Smaschera invece il perbenismo di facciata delle relazioni affettive e umane il tedesco Was Marielle Weiss, di Frédéric Hambalek, in cui la figlia di una coppia sviluppa un potere telepatico che le consente di sentire sempre quello che i genitori dicono, anche quando non sono con lei, generando una divertente e pungente commedia degli equivoci. Neanche le fiabe, poi, sono fonte di rassicurazione. In La Tour de Glace, di Lucile Hadžihalilović, viene rivisitata con personalità la “La regina delle nevi” di Hans Christian Andersen attraverso il gioco di seduzione che si crea tra un’attrice enigmatica e dal grande carisma che sta girando una trasposizione della fiaba, interpretata da Marion Cotillard, e la giovane Jeanne in fuga da un orfanotrofio per cercare, come tutti, il proprio posto nel mondo.
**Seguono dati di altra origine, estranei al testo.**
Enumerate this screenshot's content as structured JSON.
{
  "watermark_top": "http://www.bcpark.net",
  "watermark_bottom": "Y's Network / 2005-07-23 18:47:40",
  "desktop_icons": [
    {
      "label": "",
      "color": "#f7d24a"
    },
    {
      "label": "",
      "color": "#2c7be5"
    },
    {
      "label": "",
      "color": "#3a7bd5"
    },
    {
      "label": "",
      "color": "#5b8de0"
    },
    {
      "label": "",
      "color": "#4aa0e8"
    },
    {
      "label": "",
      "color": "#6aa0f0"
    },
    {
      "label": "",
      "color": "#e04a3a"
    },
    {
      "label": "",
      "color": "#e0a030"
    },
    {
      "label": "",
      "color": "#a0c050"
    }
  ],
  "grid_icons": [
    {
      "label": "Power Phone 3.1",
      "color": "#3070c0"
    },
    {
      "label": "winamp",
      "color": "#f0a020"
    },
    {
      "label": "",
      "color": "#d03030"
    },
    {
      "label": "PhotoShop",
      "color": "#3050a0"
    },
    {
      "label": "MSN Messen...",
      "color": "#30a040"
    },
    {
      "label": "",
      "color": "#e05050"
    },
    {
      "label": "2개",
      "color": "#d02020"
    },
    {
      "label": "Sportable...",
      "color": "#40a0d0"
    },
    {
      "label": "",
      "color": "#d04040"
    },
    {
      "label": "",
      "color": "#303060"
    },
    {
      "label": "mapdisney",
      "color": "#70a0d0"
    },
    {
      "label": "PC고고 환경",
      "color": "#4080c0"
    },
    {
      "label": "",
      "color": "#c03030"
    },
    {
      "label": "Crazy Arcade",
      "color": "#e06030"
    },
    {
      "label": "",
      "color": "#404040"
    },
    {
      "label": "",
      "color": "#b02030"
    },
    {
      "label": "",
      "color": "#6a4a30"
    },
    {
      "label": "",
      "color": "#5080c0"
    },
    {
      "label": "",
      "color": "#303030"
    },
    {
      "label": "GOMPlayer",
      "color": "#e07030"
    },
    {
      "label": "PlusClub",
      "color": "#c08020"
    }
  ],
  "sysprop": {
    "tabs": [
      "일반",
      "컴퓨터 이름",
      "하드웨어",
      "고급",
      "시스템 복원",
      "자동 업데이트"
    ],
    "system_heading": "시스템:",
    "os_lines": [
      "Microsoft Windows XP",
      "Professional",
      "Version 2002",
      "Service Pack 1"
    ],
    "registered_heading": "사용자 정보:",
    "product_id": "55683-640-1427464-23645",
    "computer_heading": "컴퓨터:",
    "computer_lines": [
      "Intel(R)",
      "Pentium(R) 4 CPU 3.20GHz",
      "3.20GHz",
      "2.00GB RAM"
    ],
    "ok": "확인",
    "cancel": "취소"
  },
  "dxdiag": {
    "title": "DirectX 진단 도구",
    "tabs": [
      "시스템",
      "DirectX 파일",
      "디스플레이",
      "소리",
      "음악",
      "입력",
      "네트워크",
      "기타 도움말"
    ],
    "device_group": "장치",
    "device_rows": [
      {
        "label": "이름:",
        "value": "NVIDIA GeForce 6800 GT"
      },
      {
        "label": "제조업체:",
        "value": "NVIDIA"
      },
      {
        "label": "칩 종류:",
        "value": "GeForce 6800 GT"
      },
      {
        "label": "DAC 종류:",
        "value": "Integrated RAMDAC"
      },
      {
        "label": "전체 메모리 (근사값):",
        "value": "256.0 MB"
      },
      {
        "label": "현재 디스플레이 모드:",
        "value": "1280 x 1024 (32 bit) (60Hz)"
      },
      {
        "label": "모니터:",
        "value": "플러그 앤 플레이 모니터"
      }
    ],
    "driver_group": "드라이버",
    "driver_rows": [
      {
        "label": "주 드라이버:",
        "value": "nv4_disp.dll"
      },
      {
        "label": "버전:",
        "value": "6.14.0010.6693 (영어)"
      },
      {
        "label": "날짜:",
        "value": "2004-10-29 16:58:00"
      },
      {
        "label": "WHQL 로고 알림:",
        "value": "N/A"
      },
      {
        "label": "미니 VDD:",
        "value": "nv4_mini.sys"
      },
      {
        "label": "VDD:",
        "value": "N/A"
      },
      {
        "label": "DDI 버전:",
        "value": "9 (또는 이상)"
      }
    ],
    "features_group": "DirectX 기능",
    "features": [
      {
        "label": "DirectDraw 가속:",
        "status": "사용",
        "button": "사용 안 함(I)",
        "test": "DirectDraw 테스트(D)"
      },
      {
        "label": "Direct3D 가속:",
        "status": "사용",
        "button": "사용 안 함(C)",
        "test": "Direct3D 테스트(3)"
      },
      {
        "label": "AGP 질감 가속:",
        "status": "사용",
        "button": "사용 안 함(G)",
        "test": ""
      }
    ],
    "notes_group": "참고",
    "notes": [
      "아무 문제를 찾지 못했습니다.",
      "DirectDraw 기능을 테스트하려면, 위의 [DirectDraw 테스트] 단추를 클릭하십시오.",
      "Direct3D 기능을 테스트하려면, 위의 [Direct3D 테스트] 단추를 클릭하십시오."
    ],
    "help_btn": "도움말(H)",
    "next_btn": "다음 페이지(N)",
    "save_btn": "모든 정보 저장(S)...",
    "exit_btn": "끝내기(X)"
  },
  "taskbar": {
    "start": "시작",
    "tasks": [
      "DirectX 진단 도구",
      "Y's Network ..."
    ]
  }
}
Un film di grande atmosfera, forse troppa, per un originale percorso di formazione. 

A questo punto la speranza è che questi film, come anche gli altri presentati al festival, abbiano modo di arrivare ed essere visti anche dal pubblico, vero banco di prova per qualunque opera cinematografica. 

Ricordiamocelo quando, scorrendo i titoli in programmazione per decidere cosa vedere al cinema, anziché scegliere un film di cui sappiamo poco o nulla, andremo a vedere il nuovo capitolo dell’ennesima saga acchiappapubblico a cui proprio non siamo in grado di resistere. Nulla contro le saghe acchiappapubblico, un po’ critico se sono l’unico richiamo cinematografico a cui cediamo. Ma questa è un’altra storia! Viva Berlino e viva il cinema, tutto, dal mainstream a quello meno omologato!